Il ne sera pas simple d’expliquer que le pays qui, depuis 80 ans, avait savamment tissé un réseau mondial d’alliances militaires et commerciales ayant, pour l’essentiel, garanti paix et prospérité a jugé bon de s’essuyer les pieds sur chaque entente signée, de déclarer une guerre commerciale à ses principaux partenaires, désignés jusque-là comme d’indéfectibles amis, et de soutenir chez eux les partis les plus proches de l’extrême droite.

Certains des changements brutalement imposés par le nouvel occupant de la Maison-Blanche vont dans le sens de l’Histoire. Le parapluie militaire — et nucléaire — américain offert aux Européens depuis la fin de la Seconde Guerre mondiale ne pouvait être éternel, Charles de Gaulle l’avait compris dès 1960. Le projet d’une défense autonome européenne, dans une Organisation du traité de l’Atlantique Nord (OTAN) rééquilibrée, ne s’est pas concrétisé, précisément parce que la présence américaine, d’une part, la rendait moins utile et urgente et que l’agression soviétique avant 2022, d’autre part, ne semblait ni crédible ni imminente.

Depuis le début de l’année, le largage des alliés européens par Washington est désormais acté, alors même que, conforté dans sa prise de territoires en Ukraine, Moscou multiplie les micro-agressions dans les pays baltes et dans plusieurs États européens. Les services de renseignement allemands et danois y voient un signe avant-coureur d’une agression plus vaste. Dans les pays baltes, prochains sur la liste d’épicerie de la reconstitution par Poutine de l’empire soviétique, on se prépare au pire.

Bref, à un retrait planifié et graduel de l’engagement américain en Europe qui aurait été dans l’ordre des choses, on assiste plutôt à une entreprise de démolition qui a des allures de renversement d’alliance. Rien ne semble plus important pour le successeur de Ronald Reagan, qui désignait l’URSS comme « l’empire du mal », que de devenir le meilleur ami de l’empereur.

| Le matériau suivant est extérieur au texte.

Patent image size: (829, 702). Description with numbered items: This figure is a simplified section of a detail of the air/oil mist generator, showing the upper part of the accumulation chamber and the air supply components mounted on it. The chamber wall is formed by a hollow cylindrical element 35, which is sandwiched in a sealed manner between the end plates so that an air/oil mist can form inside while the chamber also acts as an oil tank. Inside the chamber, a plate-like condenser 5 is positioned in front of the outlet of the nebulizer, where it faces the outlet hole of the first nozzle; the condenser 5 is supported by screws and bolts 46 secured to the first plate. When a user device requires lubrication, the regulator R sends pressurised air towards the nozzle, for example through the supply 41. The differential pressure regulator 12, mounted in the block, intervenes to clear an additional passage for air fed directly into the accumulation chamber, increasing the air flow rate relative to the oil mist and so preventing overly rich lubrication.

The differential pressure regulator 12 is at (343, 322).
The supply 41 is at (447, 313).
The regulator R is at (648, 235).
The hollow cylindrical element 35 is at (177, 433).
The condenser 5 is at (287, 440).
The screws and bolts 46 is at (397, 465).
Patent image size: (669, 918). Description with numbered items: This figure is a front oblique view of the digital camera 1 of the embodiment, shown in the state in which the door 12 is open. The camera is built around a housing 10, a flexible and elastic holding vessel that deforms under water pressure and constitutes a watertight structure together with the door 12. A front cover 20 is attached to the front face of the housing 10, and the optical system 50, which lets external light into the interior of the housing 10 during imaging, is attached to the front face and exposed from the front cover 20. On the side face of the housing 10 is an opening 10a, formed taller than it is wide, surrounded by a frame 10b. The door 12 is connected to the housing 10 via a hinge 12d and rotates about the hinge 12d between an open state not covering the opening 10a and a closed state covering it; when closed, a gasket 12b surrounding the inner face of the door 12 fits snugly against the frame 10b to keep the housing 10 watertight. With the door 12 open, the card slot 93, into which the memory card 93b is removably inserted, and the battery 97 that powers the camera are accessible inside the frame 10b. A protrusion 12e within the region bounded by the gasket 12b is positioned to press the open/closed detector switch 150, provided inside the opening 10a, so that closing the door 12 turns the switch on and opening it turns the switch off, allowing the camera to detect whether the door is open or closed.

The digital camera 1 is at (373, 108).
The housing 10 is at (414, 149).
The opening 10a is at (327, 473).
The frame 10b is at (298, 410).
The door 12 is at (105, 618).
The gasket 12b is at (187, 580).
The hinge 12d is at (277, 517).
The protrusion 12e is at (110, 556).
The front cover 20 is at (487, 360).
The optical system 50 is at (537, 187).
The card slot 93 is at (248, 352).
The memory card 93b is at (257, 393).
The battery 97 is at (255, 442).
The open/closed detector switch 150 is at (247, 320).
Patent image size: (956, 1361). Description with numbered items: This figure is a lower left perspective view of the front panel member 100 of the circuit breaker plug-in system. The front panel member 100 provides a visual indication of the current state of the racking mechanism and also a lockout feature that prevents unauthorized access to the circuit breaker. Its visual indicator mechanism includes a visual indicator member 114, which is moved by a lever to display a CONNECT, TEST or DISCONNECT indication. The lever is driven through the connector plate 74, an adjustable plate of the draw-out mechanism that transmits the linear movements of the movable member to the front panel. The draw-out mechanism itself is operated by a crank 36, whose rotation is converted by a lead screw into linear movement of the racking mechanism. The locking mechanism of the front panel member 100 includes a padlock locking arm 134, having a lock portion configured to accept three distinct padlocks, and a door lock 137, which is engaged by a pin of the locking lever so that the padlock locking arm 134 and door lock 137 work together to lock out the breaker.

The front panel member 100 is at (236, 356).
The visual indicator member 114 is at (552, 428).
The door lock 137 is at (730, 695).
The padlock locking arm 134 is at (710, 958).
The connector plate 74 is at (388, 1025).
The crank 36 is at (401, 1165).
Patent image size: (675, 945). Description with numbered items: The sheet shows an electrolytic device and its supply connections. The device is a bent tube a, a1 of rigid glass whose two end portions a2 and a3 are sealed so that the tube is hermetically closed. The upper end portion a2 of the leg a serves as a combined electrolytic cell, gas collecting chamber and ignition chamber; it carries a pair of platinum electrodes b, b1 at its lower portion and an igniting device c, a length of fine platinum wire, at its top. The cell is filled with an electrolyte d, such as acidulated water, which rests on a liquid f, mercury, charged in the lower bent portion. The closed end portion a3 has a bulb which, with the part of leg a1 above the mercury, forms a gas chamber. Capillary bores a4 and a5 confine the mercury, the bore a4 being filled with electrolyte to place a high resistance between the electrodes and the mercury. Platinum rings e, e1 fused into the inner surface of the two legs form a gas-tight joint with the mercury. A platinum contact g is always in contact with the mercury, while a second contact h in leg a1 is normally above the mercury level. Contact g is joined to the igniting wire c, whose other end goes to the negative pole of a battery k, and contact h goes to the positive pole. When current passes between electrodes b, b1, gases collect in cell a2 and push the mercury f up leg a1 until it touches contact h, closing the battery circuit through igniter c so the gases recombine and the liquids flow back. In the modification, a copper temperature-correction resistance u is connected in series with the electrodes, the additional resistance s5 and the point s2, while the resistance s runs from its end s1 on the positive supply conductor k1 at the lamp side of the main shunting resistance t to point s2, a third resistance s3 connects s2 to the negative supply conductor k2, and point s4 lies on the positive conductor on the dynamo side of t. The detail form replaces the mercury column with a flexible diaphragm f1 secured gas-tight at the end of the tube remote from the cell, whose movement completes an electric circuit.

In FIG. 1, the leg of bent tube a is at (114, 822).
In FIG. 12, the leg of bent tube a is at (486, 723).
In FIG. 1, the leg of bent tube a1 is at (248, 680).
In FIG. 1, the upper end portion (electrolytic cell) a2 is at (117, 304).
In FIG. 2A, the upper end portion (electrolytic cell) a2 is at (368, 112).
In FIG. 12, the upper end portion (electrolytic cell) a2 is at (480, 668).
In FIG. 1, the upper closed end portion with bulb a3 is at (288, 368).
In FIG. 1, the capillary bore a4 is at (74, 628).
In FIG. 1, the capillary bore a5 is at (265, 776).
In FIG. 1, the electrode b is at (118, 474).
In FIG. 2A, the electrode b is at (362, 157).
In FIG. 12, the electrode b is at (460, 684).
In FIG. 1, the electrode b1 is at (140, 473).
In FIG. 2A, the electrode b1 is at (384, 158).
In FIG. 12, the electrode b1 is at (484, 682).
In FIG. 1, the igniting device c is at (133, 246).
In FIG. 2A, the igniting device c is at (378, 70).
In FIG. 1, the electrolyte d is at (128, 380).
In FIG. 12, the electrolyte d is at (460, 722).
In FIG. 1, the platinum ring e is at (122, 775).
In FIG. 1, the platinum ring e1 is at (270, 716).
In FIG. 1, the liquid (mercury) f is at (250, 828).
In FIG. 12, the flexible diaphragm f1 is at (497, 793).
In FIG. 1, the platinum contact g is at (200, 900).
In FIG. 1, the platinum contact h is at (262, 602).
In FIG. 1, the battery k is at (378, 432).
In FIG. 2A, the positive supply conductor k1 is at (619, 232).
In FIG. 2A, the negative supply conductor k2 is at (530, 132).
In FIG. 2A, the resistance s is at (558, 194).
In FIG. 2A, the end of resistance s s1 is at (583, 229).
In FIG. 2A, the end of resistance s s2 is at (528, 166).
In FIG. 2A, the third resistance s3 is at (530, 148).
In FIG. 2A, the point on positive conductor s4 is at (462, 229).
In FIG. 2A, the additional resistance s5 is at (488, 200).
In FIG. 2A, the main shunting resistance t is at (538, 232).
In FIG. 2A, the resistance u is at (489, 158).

La guerre commerciale lancée mardi par Washington contre ses principaux partenaires et clients, le Canada et le Mexique, est d’une autre catégorie. Rien, là, ne va dans le sens de l’histoire. Au contraire, la volonté affichée par les Américains depuis 80 ans fut d’établir progressivement, entre les trois pays, une zone économique la plus commune possible, additionnant les avantages comparatifs de chacun — y compris la main-d’œuvre bon marché mexicaine — pour intégrer un grand marché de producteurs et de consommateurs.

On peut critiquer tel ou tel aspect de ces accords, mais au moment où ils sont mis en péril, on doit constater que les trois économies sont en situation de plein-emploi. À cause de Trump, cela ne durera pas.

Cédant à une tentation insulaire qu’on ne peut qualifier que de primaire, Trump et ses affidés estiment que le marché intérieur américain, fort de 340 millions de consommateurs, n’a besoin de personne pour fabriquer les biens dont il a besoin. Il convient donc d’ériger des barrières tarifaires aux frontières pour forcer le retour sur le territoire américain de la production de voitures, d’ordinateurs et de tout autre produit et service jusqu’ici acheté de l’étranger.

Trump n’ignore pas que ce brusque retournement va provoquer des remous économiques chez lui — bien qu’il ait encore dit la semaine dernière croire que les tarifs sont payés par les autres pays, pas par les importateurs américains, ce qui est lunaire —, mais il estime qu’une fois passé le choc initial, son pays en ressortira gagnant. On cherche encore un économiste non trumpiste qui soit d’accord avec lui.

Il y a le fond, il y a la forme. Avec Trump, ils se confondent. Jugements primaires et péremptoires, pluie d’insultes appuyée sur des chiffres et des arguments inventés de toutes pièces, narcissisme exacerbé accompagné de paranoïa, de rêves de grandeur et de vengeance.

Dans son billet Substack de mardi, le chroniqueur et Prix Nobel d’économie Paul Krugman estime que le Canada occupe une place spéciale dans l’univers tordu du président. « Trump déteste personnellement le Canada, un pays que la plupart du monde qualifie de “gentil”. De toute évidence, tous les Canadiens ne sont pas des gens gentils. Mais les Canadiens sont relativement courtois en moyenne, et les politiques sociales et économiques du pays sont relativement décentes par rapport aux normes internationales. Et il me semble clair que Trump les déteste pour leur décence. »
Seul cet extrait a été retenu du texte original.